I've spent the past nearly twenty years working in mental health, not as a practitioner, but in various administrative roles. I say this as a disclaimer. What I am about to write is what I have found for myself, not gleaned from a text book or lecture.
Writing is therapy.
I wouldn't be human if there hadn't been some point in my life where I've struggled, had trials I almost didn't have the strength to bear, experienced disappointments, had bad things happen to me, and even done bad things myself.
I've had my share of successes, too, of course, and although I can now see all those positives, for most of my life, it was the negatives that seemed to have the stronger pull.
I started writing stories as soon as I learned how to form sentences, pretty much. Yet, my mother tells me I was telling stories long before then.
A love of stories and story-telling is embedded in my DNA, I think. My mother writes. My grandmother wrote. Even a Great grandfather has at least one published work to his name. There could be more that I'm not aware of. And all my children are creatives and love the written word.
It makes sense to me that, if I want to understand the world around me and my place in it, the best thing to do is to write about it. However, it took me quite some time to realise that I could write about events that happened to me or around me, tragic events, even traumatic events, and CHOOSE HOW THE STORY WILL END.
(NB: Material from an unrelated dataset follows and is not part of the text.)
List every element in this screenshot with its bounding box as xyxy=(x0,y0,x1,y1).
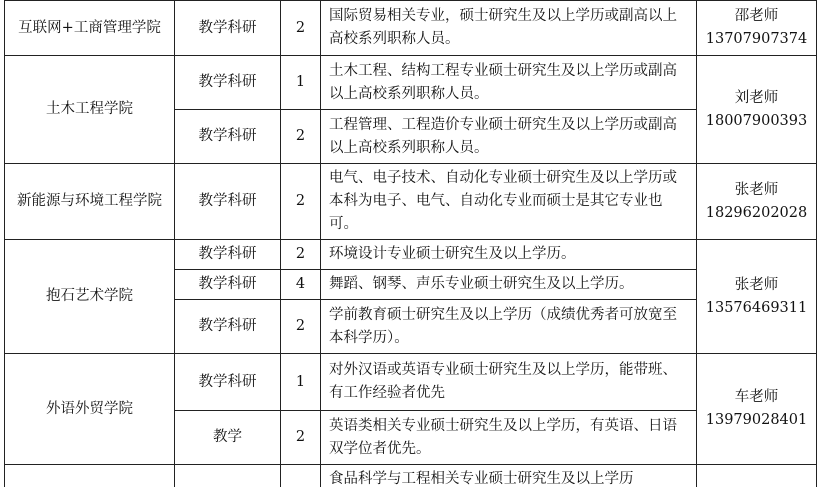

By writing fiction, I've dealt with my father's death, my experience with domestic violence both as a child and as an adult, and sexual assault, among other issues..
For example, I am currently working on a fictionalised account of my family's trip around Australia. I have already written and published this as a memoir, but chickened-out when it came to discussing the more unsavoury events.
However, as I write this new version of the story, I have worked through these events, making sense of them, finding peace and understanding, and even closure in some instances.
Writing it down, fictionalising it, making it better - or worse - for me, it's therapy. So when you read my stories, remember that you're really getting a sneaky peak into my past, present, and maybe even future, as I work through my own issues in my own unique way!